Milton Friedman (1912–2006), recipient of the 1976 Nobel Memorial Prize for economic science, was a senior research fellow at the Hoover Institution from 1977 to 2006. He was also the Paul Snowden Russell Distinguished Service Professor Emeritus of Economics at the University of Chicago, where he taught from 1946 to 1976, and a member of the research staff of the National Bureau of Economic Research from 1937 to 1981.
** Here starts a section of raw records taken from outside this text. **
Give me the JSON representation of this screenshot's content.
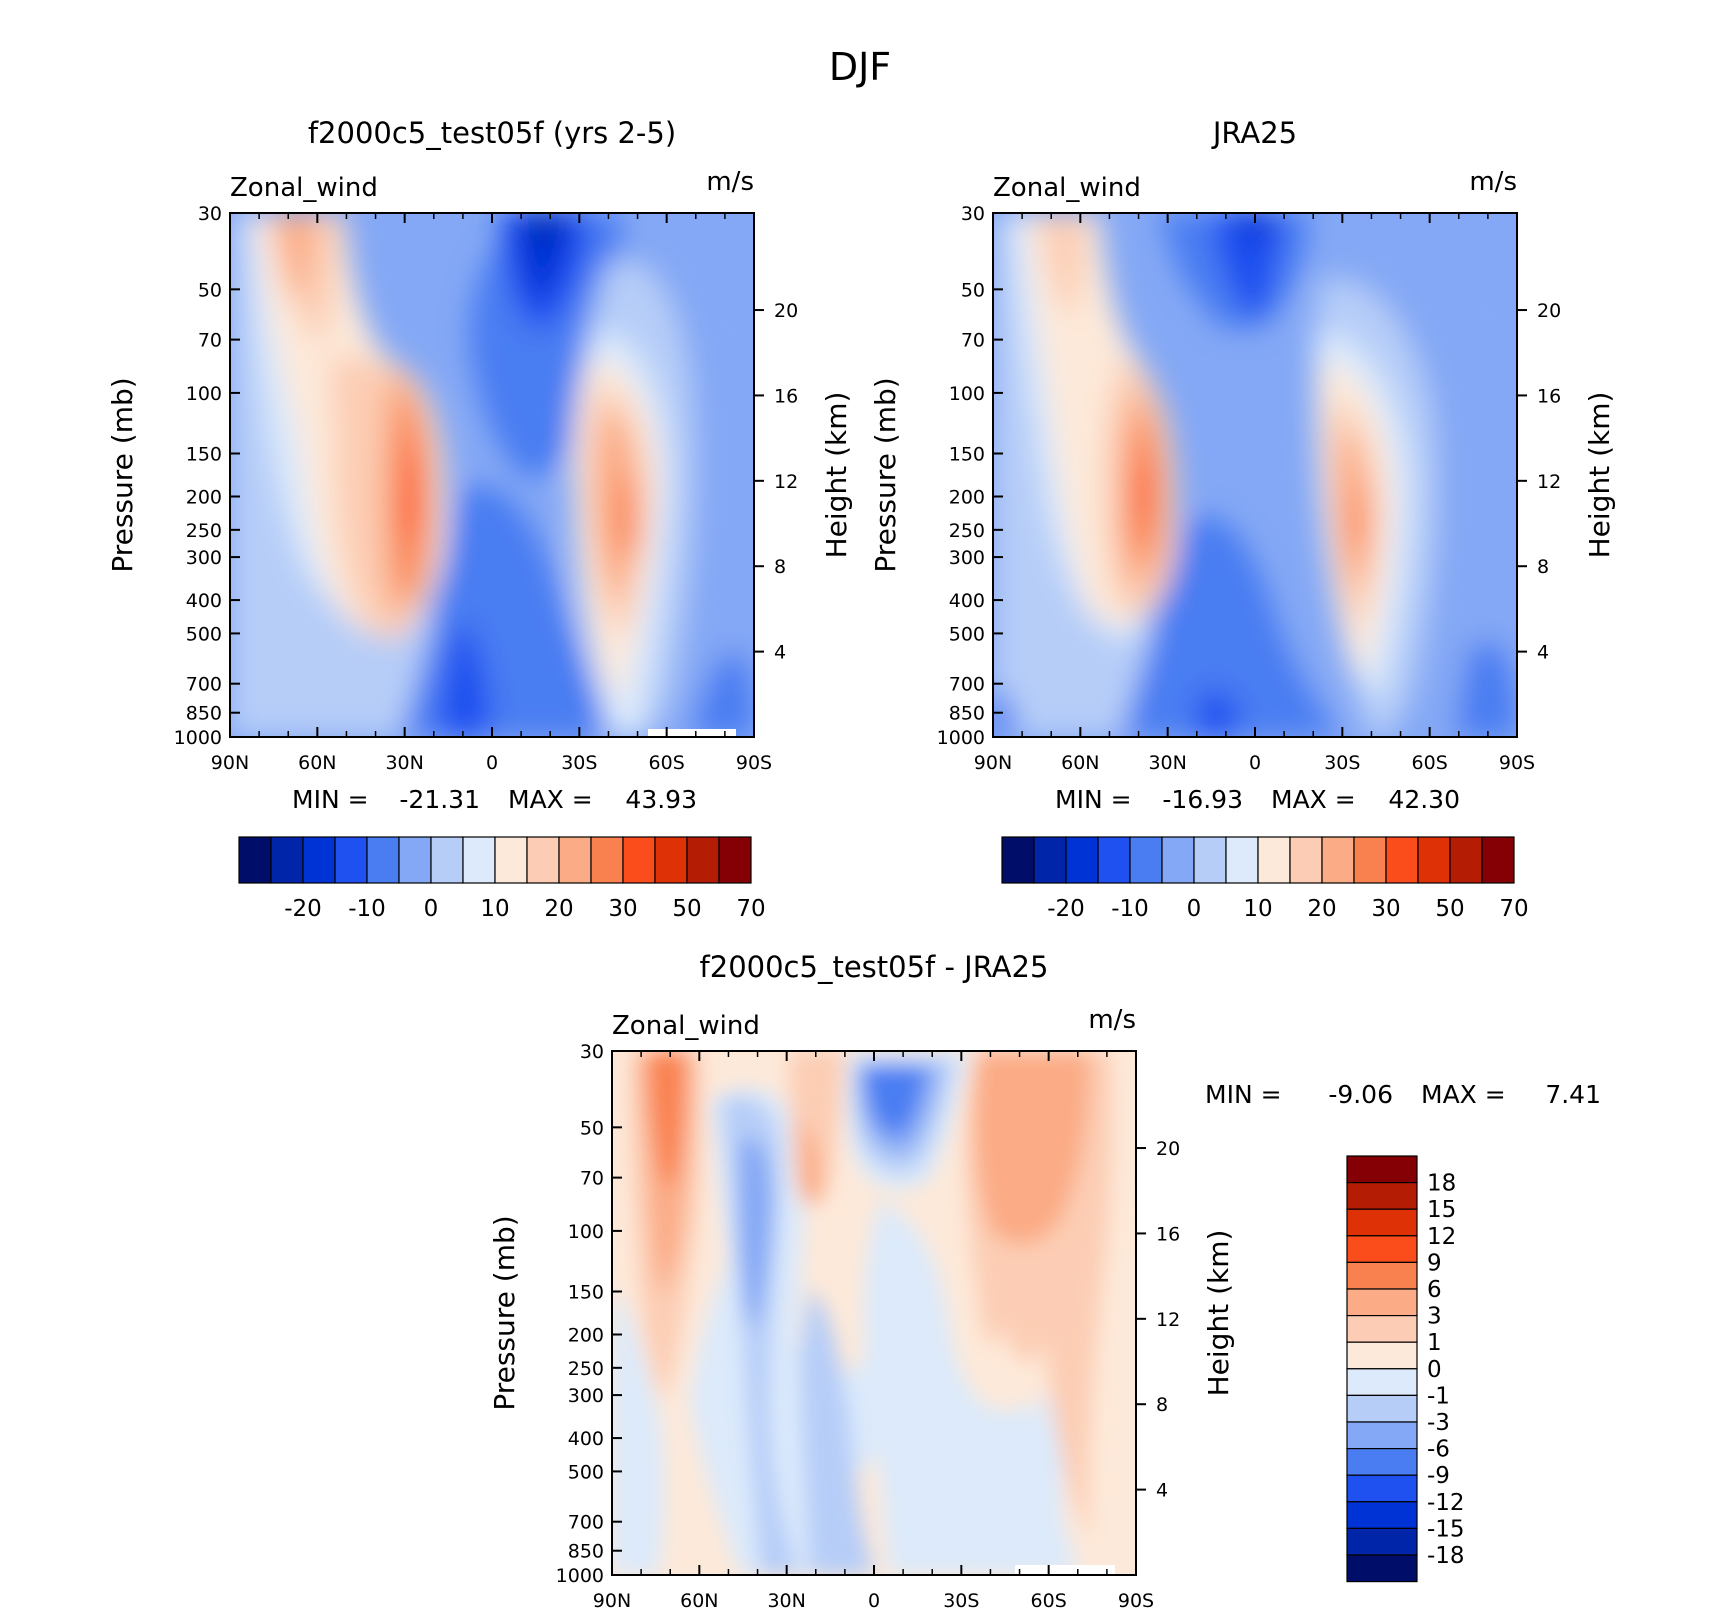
{
  "figure": {
    "title": "DJF"
  },
  "colors": {
    "abs_levels": [
      "#000d69",
      "#0025a8",
      "#0033d6",
      "#1f50f0",
      "#4a7df2",
      "#84a8f5",
      "#b6cdf8",
      "#dceafb",
      "#fde9d9",
      "#fccdb4",
      "#fbab85",
      "#f9814f",
      "#fb4d1c",
      "#de3206",
      "#b41d04",
      "#840004"
    ],
    "diff_levels": [
      "#000d69",
      "#0025a8",
      "#0033d6",
      "#1f50f0",
      "#4a7df2",
      "#84a8f5",
      "#b6cdf8",
      "#dceafb",
      "#fde9d9",
      "#fccdb4",
      "#fbab85",
      "#f9814f",
      "#fb4d1c",
      "#de3206",
      "#b41d04",
      "#840004"
    ]
  },
  "chart_data": [
    {
      "type": "heatmap",
      "title": "f2000c5_test05f (yrs 2-5)",
      "field_label": "Zonal_wind",
      "units": "m/s",
      "ylabel": "Pressure (mb)",
      "ylabel_right": "Height (km)",
      "xlim": [
        90,
        -90
      ],
      "x_ticks": [
        "90N",
        "60N",
        "30N",
        "0",
        "30S",
        "60S",
        "90S"
      ],
      "y_ticks": [
        "30",
        "50",
        "70",
        "100",
        "150",
        "200",
        "250",
        "300",
        "400",
        "500",
        "700",
        "850",
        "1000"
      ],
      "y_ticks_right": [
        "20",
        "16",
        "12",
        "8",
        "4"
      ],
      "ylim": [
        1000,
        30
      ],
      "y_scale": "log",
      "stats": {
        "min_label": "MIN =",
        "min": "-21.31",
        "max_label": "MAX =",
        "max": "43.93"
      },
      "colorbar": {
        "orientation": "horizontal",
        "labels": [
          "-20",
          "-10",
          "0",
          "10",
          "20",
          "30",
          "50",
          "70"
        ]
      },
      "jets": [
        {
          "lat": 30,
          "pressure": 200,
          "peak": 43.93
        },
        {
          "lat": -48,
          "pressure": 200,
          "peak": 35
        }
      ]
    },
    {
      "type": "heatmap",
      "title": "JRA25",
      "field_label": "Zonal_wind",
      "units": "m/s",
      "ylabel": "Pressure (mb)",
      "ylabel_right": "Height (km)",
      "xlim": [
        90,
        -90
      ],
      "x_ticks": [
        "90N",
        "60N",
        "30N",
        "0",
        "30S",
        "60S",
        "90S"
      ],
      "y_ticks": [
        "30",
        "50",
        "70",
        "100",
        "150",
        "200",
        "250",
        "300",
        "400",
        "500",
        "700",
        "850",
        "1000"
      ],
      "y_ticks_right": [
        "20",
        "16",
        "12",
        "8",
        "4"
      ],
      "ylim": [
        1000,
        30
      ],
      "y_scale": "log",
      "stats": {
        "min_label": "MIN =",
        "min": "-16.93",
        "max_label": "MAX =",
        "max": "42.30"
      },
      "colorbar": {
        "orientation": "horizontal",
        "labels": [
          "-20",
          "-10",
          "0",
          "10",
          "20",
          "30",
          "50",
          "70"
        ]
      },
      "jets": [
        {
          "lat": 30,
          "pressure": 200,
          "peak": 42.3
        },
        {
          "lat": -48,
          "pressure": 250,
          "peak": 33
        }
      ]
    },
    {
      "type": "heatmap",
      "title": "f2000c5_test05f - JRA25",
      "field_label": "Zonal_wind",
      "units": "m/s",
      "ylabel": "Pressure (mb)",
      "ylabel_right": "Height (km)",
      "xlim": [
        90,
        -90
      ],
      "x_ticks": [
        "90N",
        "60N",
        "30N",
        "0",
        "30S",
        "60S",
        "90S"
      ],
      "y_ticks": [
        "30",
        "50",
        "70",
        "100",
        "150",
        "200",
        "250",
        "300",
        "400",
        "500",
        "700",
        "850",
        "1000"
      ],
      "y_ticks_right": [
        "20",
        "16",
        "12",
        "8",
        "4"
      ],
      "ylim": [
        1000,
        30
      ],
      "y_scale": "log",
      "stats": {
        "min_label": "MIN =",
        "min": "-9.06",
        "max_label": "MAX =",
        "max": "7.41"
      },
      "colorbar": {
        "orientation": "vertical",
        "labels": [
          "18",
          "15",
          "12",
          "9",
          "6",
          "3",
          "1",
          "0",
          "-1",
          "-3",
          "-6",
          "-9",
          "-12",
          "-15",
          "-18"
        ]
      }
    }
  ]
}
He is widely regarded as the leader of the Chicago School of economics. Friedman wrote extensively on public policy, always with a primary emphasis on the preservation and extension of individual freedom. His most important books in this field are Capitalism and Freedom (1962); Bright Promises, Dismal Performance (1983); Free to Choose (1980, with Rose Friedman); and Tyranny of the Status Quo (1984, with Rose Friedman). Friedman was active in public affairs, serving as an informal economic adviser to Senator Barry Goldwater in his unsuccessful presidential campaign in 1964; to Richard Nixon in his successful 1968 campaign and during his presidency; and to Ronald Reagan during and after his winning 1980 campaign, subsequently serving as a member of the President’s Economic Policy Advisory Board. He was awarded the Presidential Medal of Freedom in 1988 and received the National Medal of Science the same year. Friedman passed away on November 16, 2006.

More than 1,500 of Friedman’s articles and speeches are available through the Hoover Institution Library & Archives, online at miltonfriedman.hoover.org, and excerpted in Milton Friedman on Freedom (Hoover Institution Press, 2017).